Şırnak Ağır Ceza Mahkemesi’nce 3.000 TL maddi ve 500 TL manevi tazminatın yasal faizi ile birlikte davalıdan alınarak davacıya verilmesine, davacının fazlaya ilişkin talebinin reddine karar verilmiştir. Bu hüküm, davalı Hazine’nin temyizi üzerine Yargıtay 7. Ceza Dairesi’nce onanmıştır.

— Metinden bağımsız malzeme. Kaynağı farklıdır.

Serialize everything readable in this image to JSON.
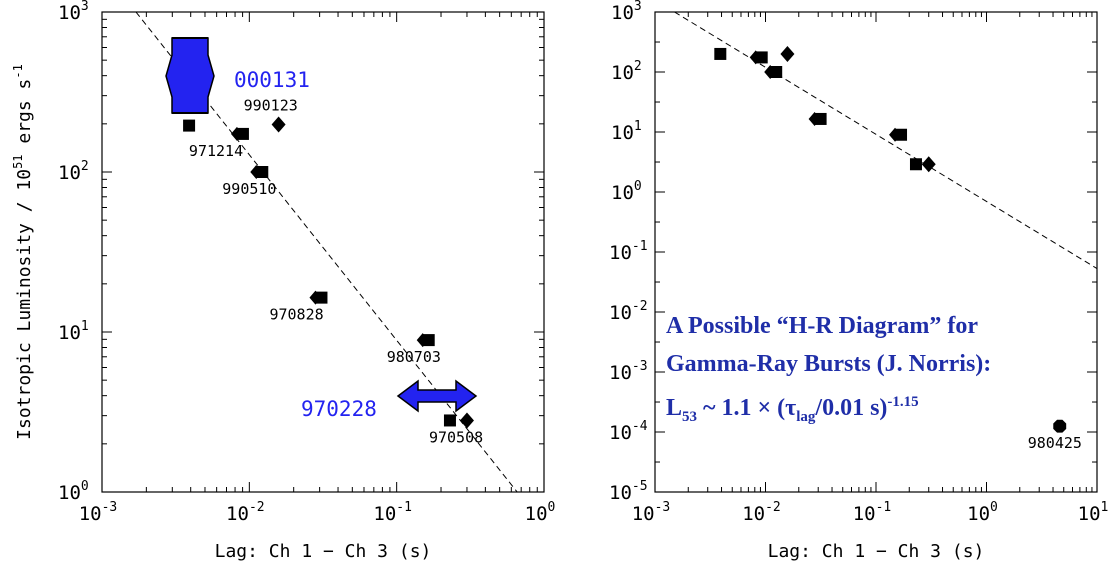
{
  "chart_data": [
    {
      "type": "scatter",
      "scale": "log-log",
      "ylabel": "Isotropic Luminosity / 10<sup>51</sup> ergs s<sup>-1</sup>",
      "ylabel_text": "Isotropic Luminosity / 10^51 ergs s^-1",
      "xlabel": "Lag: Ch 1 − Ch 3 (s)",
      "xlim": [
        0.001,
        1
      ],
      "ylim": [
        1,
        1000
      ],
      "x_ticks": [
        "10",
        "10",
        "10",
        "10"
      ],
      "x_tick_exps": [
        "-3",
        "-2",
        "-1",
        "0"
      ],
      "y_ticks": [
        "10",
        "10",
        "10",
        "10"
      ],
      "y_tick_exps": [
        "0",
        "1",
        "2",
        "3"
      ],
      "fit_line": [
        [
          0.0017,
          1000
        ],
        [
          0.72,
          0.9
        ]
      ],
      "points": [
        {
          "x": 0.0039,
          "y": 195,
          "marker": "square",
          "label": ""
        },
        {
          "x": 0.0085,
          "y": 173,
          "marker": "square-diamond",
          "label": "971214"
        },
        {
          "x": 0.0158,
          "y": 198,
          "marker": "diamond",
          "label": "990123"
        },
        {
          "x": 0.0115,
          "y": 100,
          "marker": "square-diamond",
          "label": "990510"
        },
        {
          "x": 0.029,
          "y": 16.4,
          "marker": "square-diamond",
          "label": "970828"
        },
        {
          "x": 0.155,
          "y": 8.9,
          "marker": "square-diamond",
          "label": "980703"
        },
        {
          "x": 0.23,
          "y": 2.8,
          "marker": "square",
          "label": ""
        },
        {
          "x": 0.3,
          "y": 2.8,
          "marker": "diamond",
          "label": "970508"
        }
      ],
      "ranges": [
        {
          "label": "000131",
          "color": "#2323f0",
          "direction": "vertical"
        },
        {
          "label": "970228",
          "color": "#2323f0",
          "direction": "horizontal"
        }
      ]
    },
    {
      "type": "scatter",
      "scale": "log-log",
      "xlabel": "Lag: Ch 1 − Ch 3 (s)",
      "xlim": [
        0.001,
        10
      ],
      "ylim": [
        1e-05,
        1000
      ],
      "x_ticks": [
        "10",
        "10",
        "10",
        "10",
        "10"
      ],
      "x_tick_exps": [
        "-3",
        "-2",
        "-1",
        "0",
        "1"
      ],
      "y_ticks": [
        "10",
        "10",
        "10",
        "10",
        "10",
        "10",
        "10",
        "10",
        "10"
      ],
      "y_tick_exps": [
        "-5",
        "-4",
        "-3",
        "-2",
        "-1",
        "0",
        "1",
        "2",
        "3"
      ],
      "fit_line": [
        [
          0.0015,
          1000
        ],
        [
          10,
          0.053
        ]
      ],
      "points": [
        {
          "x": 0.0039,
          "y": 200,
          "marker": "square"
        },
        {
          "x": 0.0085,
          "y": 175,
          "marker": "square-diamond"
        },
        {
          "x": 0.0158,
          "y": 200,
          "marker": "diamond"
        },
        {
          "x": 0.0115,
          "y": 100,
          "marker": "square-diamond"
        },
        {
          "x": 0.029,
          "y": 16.5,
          "marker": "square-diamond"
        },
        {
          "x": 0.155,
          "y": 9,
          "marker": "square-diamond"
        },
        {
          "x": 0.23,
          "y": 2.9,
          "marker": "square"
        },
        {
          "x": 0.3,
          "y": 2.9,
          "marker": "diamond"
        },
        {
          "x": 4.6,
          "y": 0.000125,
          "marker": "octagon",
          "label": "980425"
        }
      ]
    }
  ],
  "caption": {
    "line1": "A Possible “H-R Diagram” for",
    "line2": "Gamma-Ray Bursts (J. Norris):",
    "line3_prefix": "L",
    "line3_sub": "53",
    "line3_mid": " ~ 1.1 × (τ",
    "line3_sub2": "lag",
    "line3_rest": "/0.01 s)",
    "line3_sup": "-1.15",
    "color": "#1f2ea8"
  }
}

Yargıtay Cumhuriyet Başsavcılığı, davacıya manevi tazminat verilemeyeceği gerekçesiyle itiraz yasa yoluna başvurarak, daire kararının kaldırılmasını ve yerel mahkeme hükmünün bozulmasını istemiştir.
Tartışmanın konusunu, kamyonuna el konulması ve sonra iade edilmesi nedeniyle, davacı lehine manevi tazminata hükmedilmesinin doğru olup olmadığı oluşturmaktadır.

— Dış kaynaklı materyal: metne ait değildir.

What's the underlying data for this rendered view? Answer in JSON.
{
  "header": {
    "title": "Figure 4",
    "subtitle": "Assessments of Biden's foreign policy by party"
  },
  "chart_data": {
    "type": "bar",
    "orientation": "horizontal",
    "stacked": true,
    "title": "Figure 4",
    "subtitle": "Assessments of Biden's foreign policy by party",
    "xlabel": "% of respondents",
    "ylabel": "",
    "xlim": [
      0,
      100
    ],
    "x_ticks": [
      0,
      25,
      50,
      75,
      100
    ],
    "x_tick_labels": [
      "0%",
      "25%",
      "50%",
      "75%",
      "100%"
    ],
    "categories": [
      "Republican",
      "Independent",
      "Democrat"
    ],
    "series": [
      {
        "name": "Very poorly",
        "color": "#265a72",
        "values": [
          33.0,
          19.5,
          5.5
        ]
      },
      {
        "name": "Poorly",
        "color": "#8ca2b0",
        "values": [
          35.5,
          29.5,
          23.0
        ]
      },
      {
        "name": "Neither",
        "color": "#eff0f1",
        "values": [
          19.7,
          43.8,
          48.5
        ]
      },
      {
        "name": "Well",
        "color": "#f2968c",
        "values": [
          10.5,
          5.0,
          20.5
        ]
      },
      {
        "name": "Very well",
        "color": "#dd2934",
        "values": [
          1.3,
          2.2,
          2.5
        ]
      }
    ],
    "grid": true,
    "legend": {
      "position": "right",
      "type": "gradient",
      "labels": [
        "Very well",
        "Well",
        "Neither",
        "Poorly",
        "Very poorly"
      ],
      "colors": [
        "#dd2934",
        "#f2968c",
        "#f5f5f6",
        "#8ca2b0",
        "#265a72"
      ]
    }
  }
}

B) CEZA GENEL KURULU ÇOĞUNLUĞUNUN BENİMSEDİĞİ GÖRÜŞ:
Çoğunluk tarafından, somut olayda davacının manevi zararının bulunmadığı kabul edilerek; Yargıtay Cumhuriyet Başsavcılığı’nın itirazının kabulüne, Yargıtay 7. Ceza Dairesi’nin onama kararının kaldırılmasına ve yerel mahkeme hükmünün manevi tazminat yönünden bozulmasına karar verilmiştir.
C) KONUNUN İRDELENMESİ:
5271 sayılı CMK’nın 141. maddesinin 1. fıkrasının (j) bendinde; suç soruşturması sırasında, koşulları oluşmadığı halde eşyasına elkonulan kişinin, maddi ve manevi her türlü zararını Devletten isteyebileceği öngörülmüştür. Böylece, koşulları oluşmadığı halde eşyasına el konulan kişinin, maddi zararı dışında manevi zararını da Devletten isteyebileceği açıkça belirtilmiştir.

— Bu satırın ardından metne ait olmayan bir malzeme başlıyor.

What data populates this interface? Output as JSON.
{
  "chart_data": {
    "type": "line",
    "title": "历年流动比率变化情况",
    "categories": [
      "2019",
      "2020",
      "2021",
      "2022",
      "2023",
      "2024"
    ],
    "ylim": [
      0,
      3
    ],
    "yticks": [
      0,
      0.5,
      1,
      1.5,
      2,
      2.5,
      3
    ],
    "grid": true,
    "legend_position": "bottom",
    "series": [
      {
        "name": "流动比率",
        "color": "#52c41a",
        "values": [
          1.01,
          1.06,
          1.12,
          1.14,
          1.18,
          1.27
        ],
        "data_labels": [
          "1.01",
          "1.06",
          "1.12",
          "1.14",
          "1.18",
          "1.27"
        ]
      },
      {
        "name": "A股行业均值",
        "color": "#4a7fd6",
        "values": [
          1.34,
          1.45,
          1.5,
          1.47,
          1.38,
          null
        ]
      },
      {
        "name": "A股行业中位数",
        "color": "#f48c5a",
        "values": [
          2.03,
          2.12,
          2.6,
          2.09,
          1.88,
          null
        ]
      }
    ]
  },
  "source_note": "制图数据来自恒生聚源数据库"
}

Somut olayda, kaçakçılık suçunda kullanıldığı gerekçesiyle davacının kamyonuna el konmuş, daha sonra taşınan eşyanın kaçak olmadığı belirlenerek kamyon 6 ay 20 gün sonra iade edilmiştir. Kaçakçılık suçunda kullanıldığı gerekçesiyle aracına el konulan davacının onurunun zedelendiği ve buna bağlı olarak manevi zararının oluştuğu tartışmasız kabul edilmelidir.
D) SONUÇ:
Açıkladığım nedenlerle; Yargıtay Cumhuriyet Başsavcılığı’nın itirazının reddine karar verilmesi gerektiği kanısını taşıdığımdan, çoğunluğun aksi yöndeki görüşüne katılmıyorum.” görüşüyle,
Bir kısım Genel Kurul Üyesi ise; benzer düşüncelerle itirazın reddi gerektiği yönünde karşı oy kullanmışlardır.
SONUÇ :
Açıklanan nedenlerle;
1- Yargıtay C.Başsavcılığı itirazının KABULÜNE,
2-Yargıtay 7. Ceza Dairesinin 21.10.2010 gün ve 9480-15577 sayılı onama kararının manevi tazminata ilişkin bölümünün KALDIRILMASINA,
3-Davacı lehine manevi tazminata hükmedilmesine ilişkin Şırnak Ağır Ceza Mahkemesince verilen 05.10.2007 gün ve 106-830 sayılı hükmün BOZULMASINA,
4-Dosyanın mahalline gönderilmek üzere Yargıtay C.Başsavcılığına TEVDİİNE, 12.04.2011 günü yapılan müzakerede oyçokluğuyla karar verildi.